New Hope on Finding Better Blood Thinners

Warfarin, one of the most inconvenient, dangerous, and disliked drugs in the world, has remained vitally important for more than 50 years.

That tells you how much difficulty scientists have had coming up with safer, easier pills to do what warfarin does -- fight life-threatening blood clots.

Now, at long last, better oral blood thinners are on the horizon. In July, the Food and Drug Administration approved Effient to prevent clots in patients undergoing angioplasty to unblock a coronary artery. The maker of Brilinta plans to seek FDA approval for use in such patients by year's end.

Next in the race for the FDA's imprimatur may be Xarelto and Rendix; both were recently approved in Europe for clot prevention in orthopedic-surgery patients.

At least five other clot-fighters are in late stages of development -- all eager to tap the estimated $20 billion global market for such drugs.

The hope is that, with more choices and less hassle, doctors can tailor therapy to patients' needs. Surgery, heart disease, faulty heart valves, cancer treatment -- any of these can make short-term or long-term clot-fighting crucial.

So can the abnormal heartbeat called atrial fibrillation, which puts an estimated 2.2 million Americans at elevated risk of stroke. In a study published in August, Rendix became the first drug to show benefits over warfarin in a-fib patients.

And unlike warfarin, Rendix does not need constant monitoring and dosage adjustment. "The characteristics of [Rendix] are so much more user-friendly than warfarin," said cardiologist Michael D. Ezekowitz, vice president of clinical research at Main Line Health System and a leader of international Rendix studies.

Still, the new blood thinners have minuses as well as pluses, and they won't come cheap. Physicians may also be reluctant to change long-established practices involving warfarin, which began its long history as a rat poison.

Geno J. Merli, who has tested many of the new entrants as director of Jefferson University Hospital's Vascular Disease Center, called them promising but said their value in real-life clinical practice remained to be seen.

"We're all looking for a replacement for warfarin," Merli said. "But these new drugs are not the panacea."

Until now, the only oral blood thinners besides warfarin have been Plavix (clopidogrel), the world's second best-selling drug, and aspirin, the over-the-counter pain reliever.

Tinkering with the clotting system is dicey because it maintains an exquisitely complex balance. It keeps the circulating blood fluid, yet instantly congeals a bit of blood at just the right spot to plug an injured vessel.

Injury or irritation signals disk-shaped blood cells called platelets to morph into star shapes and interlock at the site of damage. Then a cascade of clotting factors, culminating with the enzyme thrombin, overlays a sticky mesh that catches passing red blood cells and knits the whole plug together.

Platelets dominate the clotting process in the arteries, while the thrombin pathway dominates in the veins. This also complicates the therapeutic challenge because, depending where the drug disrupts this system, it may help one patient but not another.

Plavix, for example, inhibits platelet action, so it is good at retarding clots in arteries. These clots often form on top of fatty plaque, the hallmark of heart disease, and block the artery. That can trigger painful angina or a full-blown heart attack.

But Plavix, made by Sanofi-Aventis, is not as good as warfarin against clots in veins deep in the legs or pelvis -- the kind that typically develop after surgery. These tiny clumps can travel to the lungs or the brain, with devastating consequences.

Brilinta, made by AstraZeneca, also inhibits platelets, but faster and stronger than Plavix. In a study published last month, Brilinta was slightly better than Plavix at preventing heart attack, stroke, and cardiovascular death in patients hospitalized with chest pain.

Even so, the FDA is sure to scrutinize a risk inherent in blood thinners: bleeding. Both Brilinta and Plavix caused life-threatening or disabling bleeding in about 11 percent of patients; Brilinta had higher rates of less serious bleeding than Plavix.
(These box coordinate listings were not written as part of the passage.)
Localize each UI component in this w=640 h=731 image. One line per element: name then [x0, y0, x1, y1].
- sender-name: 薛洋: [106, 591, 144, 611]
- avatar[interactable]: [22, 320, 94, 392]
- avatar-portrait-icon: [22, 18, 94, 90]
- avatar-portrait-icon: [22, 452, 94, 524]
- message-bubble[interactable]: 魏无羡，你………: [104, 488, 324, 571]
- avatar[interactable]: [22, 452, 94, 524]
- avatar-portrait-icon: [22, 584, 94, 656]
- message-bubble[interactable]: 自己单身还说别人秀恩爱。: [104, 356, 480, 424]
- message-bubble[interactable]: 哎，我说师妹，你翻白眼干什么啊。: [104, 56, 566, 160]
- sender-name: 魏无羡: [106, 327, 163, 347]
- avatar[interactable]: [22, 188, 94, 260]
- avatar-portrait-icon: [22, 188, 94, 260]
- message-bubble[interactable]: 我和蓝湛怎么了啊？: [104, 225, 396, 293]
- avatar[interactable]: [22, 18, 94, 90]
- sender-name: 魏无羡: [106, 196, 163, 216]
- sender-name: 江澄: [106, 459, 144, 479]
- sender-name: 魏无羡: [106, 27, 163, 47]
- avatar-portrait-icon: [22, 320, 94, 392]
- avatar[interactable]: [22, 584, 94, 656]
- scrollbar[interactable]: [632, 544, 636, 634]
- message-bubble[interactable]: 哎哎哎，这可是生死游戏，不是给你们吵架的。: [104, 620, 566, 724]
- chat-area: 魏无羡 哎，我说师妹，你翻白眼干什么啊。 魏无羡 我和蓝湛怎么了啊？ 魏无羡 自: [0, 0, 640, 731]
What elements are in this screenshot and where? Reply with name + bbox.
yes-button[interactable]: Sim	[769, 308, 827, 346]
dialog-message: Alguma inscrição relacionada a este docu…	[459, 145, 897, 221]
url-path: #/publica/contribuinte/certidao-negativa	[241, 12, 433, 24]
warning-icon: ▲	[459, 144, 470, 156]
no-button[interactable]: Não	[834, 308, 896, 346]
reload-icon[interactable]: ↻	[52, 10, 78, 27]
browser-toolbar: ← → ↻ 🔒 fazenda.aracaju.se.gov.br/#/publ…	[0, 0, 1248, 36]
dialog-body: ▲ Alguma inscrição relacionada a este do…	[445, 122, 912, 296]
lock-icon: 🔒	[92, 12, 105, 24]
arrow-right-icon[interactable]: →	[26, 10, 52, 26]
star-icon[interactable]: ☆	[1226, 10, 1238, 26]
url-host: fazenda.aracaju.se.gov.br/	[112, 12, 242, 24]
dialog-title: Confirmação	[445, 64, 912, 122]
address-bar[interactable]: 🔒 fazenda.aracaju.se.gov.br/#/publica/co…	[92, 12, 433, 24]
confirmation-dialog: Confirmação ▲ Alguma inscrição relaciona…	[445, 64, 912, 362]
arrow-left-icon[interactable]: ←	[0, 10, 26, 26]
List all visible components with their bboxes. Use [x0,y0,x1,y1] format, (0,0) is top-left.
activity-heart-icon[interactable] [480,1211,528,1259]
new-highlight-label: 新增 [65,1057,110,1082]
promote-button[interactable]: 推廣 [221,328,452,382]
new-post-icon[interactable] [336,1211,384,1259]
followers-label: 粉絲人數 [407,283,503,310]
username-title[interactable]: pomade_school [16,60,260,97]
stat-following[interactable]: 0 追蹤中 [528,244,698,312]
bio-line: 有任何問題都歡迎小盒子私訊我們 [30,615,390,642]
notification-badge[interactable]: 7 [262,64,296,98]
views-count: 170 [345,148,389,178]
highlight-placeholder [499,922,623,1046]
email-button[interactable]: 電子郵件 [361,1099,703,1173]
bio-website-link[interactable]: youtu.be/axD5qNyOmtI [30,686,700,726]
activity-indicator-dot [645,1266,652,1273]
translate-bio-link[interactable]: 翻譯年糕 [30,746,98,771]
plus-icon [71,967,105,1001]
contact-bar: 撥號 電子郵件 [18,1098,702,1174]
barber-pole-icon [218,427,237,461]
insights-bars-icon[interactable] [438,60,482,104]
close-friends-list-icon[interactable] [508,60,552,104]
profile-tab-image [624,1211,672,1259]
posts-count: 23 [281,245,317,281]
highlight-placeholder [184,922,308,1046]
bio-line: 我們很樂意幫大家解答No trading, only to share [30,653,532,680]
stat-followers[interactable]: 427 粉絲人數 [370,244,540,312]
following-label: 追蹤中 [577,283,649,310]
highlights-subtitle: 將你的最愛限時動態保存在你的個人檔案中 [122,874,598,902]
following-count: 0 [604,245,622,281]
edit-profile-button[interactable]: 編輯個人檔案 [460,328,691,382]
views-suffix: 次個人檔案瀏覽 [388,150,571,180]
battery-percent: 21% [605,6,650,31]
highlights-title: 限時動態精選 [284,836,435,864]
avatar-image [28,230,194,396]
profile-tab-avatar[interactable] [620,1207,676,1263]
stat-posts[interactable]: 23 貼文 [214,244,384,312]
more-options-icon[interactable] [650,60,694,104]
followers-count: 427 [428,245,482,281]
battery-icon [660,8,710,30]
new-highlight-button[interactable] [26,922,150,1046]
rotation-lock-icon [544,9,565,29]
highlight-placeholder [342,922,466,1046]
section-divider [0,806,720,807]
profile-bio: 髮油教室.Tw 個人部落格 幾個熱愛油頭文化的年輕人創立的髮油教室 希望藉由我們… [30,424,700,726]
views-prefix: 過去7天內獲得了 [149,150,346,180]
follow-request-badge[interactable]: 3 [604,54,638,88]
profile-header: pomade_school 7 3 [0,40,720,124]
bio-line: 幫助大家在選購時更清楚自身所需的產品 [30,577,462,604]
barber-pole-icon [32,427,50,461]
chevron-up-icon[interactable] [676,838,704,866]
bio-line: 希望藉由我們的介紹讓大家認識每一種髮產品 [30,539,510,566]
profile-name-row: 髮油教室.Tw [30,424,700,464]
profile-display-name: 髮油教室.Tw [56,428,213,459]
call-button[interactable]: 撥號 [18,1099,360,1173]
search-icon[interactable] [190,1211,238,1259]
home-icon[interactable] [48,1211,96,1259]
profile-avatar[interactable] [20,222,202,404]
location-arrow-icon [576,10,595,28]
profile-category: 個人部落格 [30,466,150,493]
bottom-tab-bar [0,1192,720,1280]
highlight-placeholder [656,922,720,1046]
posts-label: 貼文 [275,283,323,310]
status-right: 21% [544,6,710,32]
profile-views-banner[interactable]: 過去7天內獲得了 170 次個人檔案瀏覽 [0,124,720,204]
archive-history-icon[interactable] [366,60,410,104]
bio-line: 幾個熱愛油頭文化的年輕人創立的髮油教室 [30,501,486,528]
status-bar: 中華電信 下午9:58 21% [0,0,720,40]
Daniel Hoffman, president of Pharmaceutical Business Research Associates, a consulting firm in Glenmoore, Penn., said, "The FDA has pretty much signaled to [drugmakers] that where there are available therapies, unless you can show a substantial clinical benefit that advances the standard of care, the FDA is going to have a very low risk tolerance."

Bleeding risk may chill interest in Effient (prasugrel), a platelet inhibitor made by Eli Lilly and Daiichi Sankyo. Although Effient was more effective than Plavix at preventing heart attacks and strokes in angioplasty patients, it increased fatal bleeding.

The FDA required Effient's label to carry a "black box" warning of the bleeding risks.